[PATCH v8 0/6] perf stat affinity changes

Ian Rogers posted 6 patches 11 hours ago
tools/lib/perf/evlist.c                 |  36 +++++-
tools/lib/perf/include/internal/evsel.h |   2 +
tools/perf/Documentation/perf-stat.txt  |   4 +
tools/perf/builtin-stat.c               | 114 ++++++++---------
tools/perf/util/evlist.c                | 156 +++++++++++++++---------
tools/perf/util/evlist.h                |  27 ++--
tools/perf/util/parse-events.c          |  10 +-
tools/perf/util/pmu.c                   |  23 ++++
tools/perf/util/pmu.h                   |   3 +
tools/perf/util/stat-shadow.c           |  24 ++--
tools/perf/util/tool_pmu.c              |  19 ---
tools/perf/util/tool_pmu.h              |   1 -
12 files changed, 249 insertions(+), 170 deletions(-)
[PATCH v8 0/6] perf stat affinity changes
Posted by Ian Rogers 11 hours ago
Change how affinities work with evlist__for_each_cpu. Move the
affinity code into the iterator to simplify setting it up. Detect when
affinities will and won't be profitable, for example a tool event and
a regular perf event (or read group) may face less delay from a single
IPI for the event read than from a call to sched_setaffinity. Add a
 --no-affinity flag to perf stat to allow affinities to be disabled.
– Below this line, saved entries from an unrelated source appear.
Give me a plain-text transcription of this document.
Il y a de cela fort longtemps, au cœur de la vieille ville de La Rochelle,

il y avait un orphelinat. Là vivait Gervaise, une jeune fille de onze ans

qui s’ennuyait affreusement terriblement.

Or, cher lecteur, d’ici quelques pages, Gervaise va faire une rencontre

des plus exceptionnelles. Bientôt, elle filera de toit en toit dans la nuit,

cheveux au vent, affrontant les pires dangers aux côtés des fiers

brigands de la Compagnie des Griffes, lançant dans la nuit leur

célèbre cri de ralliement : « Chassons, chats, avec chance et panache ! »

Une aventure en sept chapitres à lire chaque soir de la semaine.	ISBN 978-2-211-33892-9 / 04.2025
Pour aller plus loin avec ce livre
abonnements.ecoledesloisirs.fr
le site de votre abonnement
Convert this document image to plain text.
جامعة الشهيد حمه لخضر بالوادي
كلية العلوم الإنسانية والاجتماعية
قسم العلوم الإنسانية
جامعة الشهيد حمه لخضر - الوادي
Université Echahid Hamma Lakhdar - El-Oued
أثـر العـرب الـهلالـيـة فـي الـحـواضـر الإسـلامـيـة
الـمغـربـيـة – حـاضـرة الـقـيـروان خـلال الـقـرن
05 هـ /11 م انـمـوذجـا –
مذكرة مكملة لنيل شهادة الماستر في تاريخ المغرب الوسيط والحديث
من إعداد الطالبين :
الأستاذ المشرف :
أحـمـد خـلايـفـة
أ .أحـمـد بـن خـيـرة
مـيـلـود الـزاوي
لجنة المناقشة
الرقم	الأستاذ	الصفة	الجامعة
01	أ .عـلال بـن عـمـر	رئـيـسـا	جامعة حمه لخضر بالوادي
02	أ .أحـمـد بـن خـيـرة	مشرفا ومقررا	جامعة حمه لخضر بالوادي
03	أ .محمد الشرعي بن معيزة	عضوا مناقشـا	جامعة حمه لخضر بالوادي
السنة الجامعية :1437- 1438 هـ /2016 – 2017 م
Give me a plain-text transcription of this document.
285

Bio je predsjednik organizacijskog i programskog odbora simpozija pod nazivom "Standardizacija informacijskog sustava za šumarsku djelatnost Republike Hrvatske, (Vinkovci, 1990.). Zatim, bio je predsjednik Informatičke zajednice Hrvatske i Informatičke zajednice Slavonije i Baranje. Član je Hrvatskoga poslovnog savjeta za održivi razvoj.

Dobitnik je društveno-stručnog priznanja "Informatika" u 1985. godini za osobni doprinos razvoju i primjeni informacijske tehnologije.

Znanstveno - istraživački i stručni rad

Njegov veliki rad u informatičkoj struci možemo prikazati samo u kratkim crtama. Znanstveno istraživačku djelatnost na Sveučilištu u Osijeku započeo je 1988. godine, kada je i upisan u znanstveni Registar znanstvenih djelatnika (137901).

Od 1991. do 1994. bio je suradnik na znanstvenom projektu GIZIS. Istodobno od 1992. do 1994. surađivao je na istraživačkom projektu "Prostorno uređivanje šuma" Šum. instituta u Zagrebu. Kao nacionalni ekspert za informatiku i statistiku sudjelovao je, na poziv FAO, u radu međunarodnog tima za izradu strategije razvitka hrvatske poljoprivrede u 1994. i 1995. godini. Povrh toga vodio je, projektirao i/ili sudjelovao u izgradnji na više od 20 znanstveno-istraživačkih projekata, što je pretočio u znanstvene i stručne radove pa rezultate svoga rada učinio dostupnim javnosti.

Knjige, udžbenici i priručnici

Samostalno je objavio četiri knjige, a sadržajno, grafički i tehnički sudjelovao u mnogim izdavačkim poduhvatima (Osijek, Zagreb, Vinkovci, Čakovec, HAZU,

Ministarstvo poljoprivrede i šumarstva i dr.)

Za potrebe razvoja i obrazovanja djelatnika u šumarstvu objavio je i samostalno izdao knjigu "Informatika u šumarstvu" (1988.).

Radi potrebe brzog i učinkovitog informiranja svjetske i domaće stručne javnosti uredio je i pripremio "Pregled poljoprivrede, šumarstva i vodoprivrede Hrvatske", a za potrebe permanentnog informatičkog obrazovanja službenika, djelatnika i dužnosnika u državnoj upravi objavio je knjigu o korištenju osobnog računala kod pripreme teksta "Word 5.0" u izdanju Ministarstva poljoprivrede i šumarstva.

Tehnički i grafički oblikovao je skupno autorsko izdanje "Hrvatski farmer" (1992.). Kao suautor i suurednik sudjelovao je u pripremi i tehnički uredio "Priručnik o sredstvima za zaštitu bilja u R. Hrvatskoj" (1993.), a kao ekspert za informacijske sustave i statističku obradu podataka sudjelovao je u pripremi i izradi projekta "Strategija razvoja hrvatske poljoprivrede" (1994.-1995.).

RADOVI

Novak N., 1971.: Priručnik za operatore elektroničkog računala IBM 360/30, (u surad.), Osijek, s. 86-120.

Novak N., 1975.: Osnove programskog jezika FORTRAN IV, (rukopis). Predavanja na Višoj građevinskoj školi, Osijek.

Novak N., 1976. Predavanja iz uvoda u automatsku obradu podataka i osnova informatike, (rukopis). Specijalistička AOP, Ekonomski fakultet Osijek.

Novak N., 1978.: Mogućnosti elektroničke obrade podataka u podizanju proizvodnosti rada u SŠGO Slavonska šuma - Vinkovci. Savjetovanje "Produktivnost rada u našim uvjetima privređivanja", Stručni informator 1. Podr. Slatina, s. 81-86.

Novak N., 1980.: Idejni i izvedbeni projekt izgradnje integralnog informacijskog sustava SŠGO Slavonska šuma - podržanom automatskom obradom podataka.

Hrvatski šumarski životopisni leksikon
v8: Rebase, due to minor conflict with:
https://lore.kernel.org/lkml/20260203230733.1474840-1-ctshao@google.com/

v7: Revert "perf tool_pmu: More accurately set the cpus for tool
    events" that caused issues with user specified CPUs (Andres Freund
    <andres@anarazel.de>). Fix a null test is prepare_metric so that
    missing events can't trigger segfaults (Andres Freund). Make the
    CPU map propagation improve the CPU maps for tool events that only
    read on index 0, this allows later setting when
    evlist__create_maps is called with the correct user CPUs. Rebase
    previous non-merged affinity changes that hadn't been picked up
    yet.
https://lore.kernel.org/lkml/20260203225129.4077140-1-irogers@google.com/

v6: Drop merged tool event change. Move TPEBS fix into its own patch
    1st.
https://lore.kernel.org/lkml/20260108212652.768875-1-irogers@google.com/

v5: Drop merged changes. Move tool event reading to first
    patch. Change --no-affinity flag to --affinity/--no-affinity flag.
https://lore.kernel.org/lkml/20251118211326.1840989-1-irogers@google.com/
    On v5 there was discussion with Andi Kleen who points out that
    affinities will work better with real time priorities but using
    this requires privileges.

v4: Rebase. Add patch to reduce scope of walltime_nsec_stats now that
    the legacy metric code is no more. Minor tweak to the ru_stats
    clean up.
https://lore.kernel.org/lkml/20251113180517.44096-1-irogers@google.com/

v3: Add affinity clean ups and read tool events last.
https://lore.kernel.org/lkml/20251106071241.141234-1-irogers@google.com/

v2: Fixed an aggregation index issue:
https://lore.kernel.org/lkml/20251104234148.3103176-2-irogers@google.com/

v1:
https://lore.kernel.org/lkml/20251104053449.1208800-1-irogers@google.com/

Ian Rogers (6):
  Revert "perf tool_pmu: More accurately set the cpus for tool events"
  perf stat-shadow: In prepare_metric fix guard on reading NULL
    perf_stat_evsel
  perf evlist: Special map propagation for tool events that read on 1
    CPU
  perf evlist: Missing TPEBS close in evlist__close
  perf evlist: Reduce affinity use and move into iterator, fix no
    affinity
  perf stat: Add no-affinity flag

 tools/lib/perf/evlist.c                 |  36 +++++-
 tools/lib/perf/include/internal/evsel.h |   2 +
 tools/perf/Documentation/perf-stat.txt  |   4 +
 tools/perf/builtin-stat.c               | 114 ++++++++---------
 tools/perf/util/evlist.c                | 156 +++++++++++++++---------
 tools/perf/util/evlist.h                |  27 ++--
 tools/perf/util/parse-events.c          |  10 +-
 tools/perf/util/pmu.c                   |  23 ++++
 tools/perf/util/pmu.h                   |   3 +
 tools/perf/util/stat-shadow.c           |  24 ++--
 tools/perf/util/tool_pmu.c              |  19 ---
 tools/perf/util/tool_pmu.h              |   1 -
 12 files changed, 249 insertions(+), 170 deletions(-)

-- 
2.53.0.rc2.204.g2597b5adb4-goog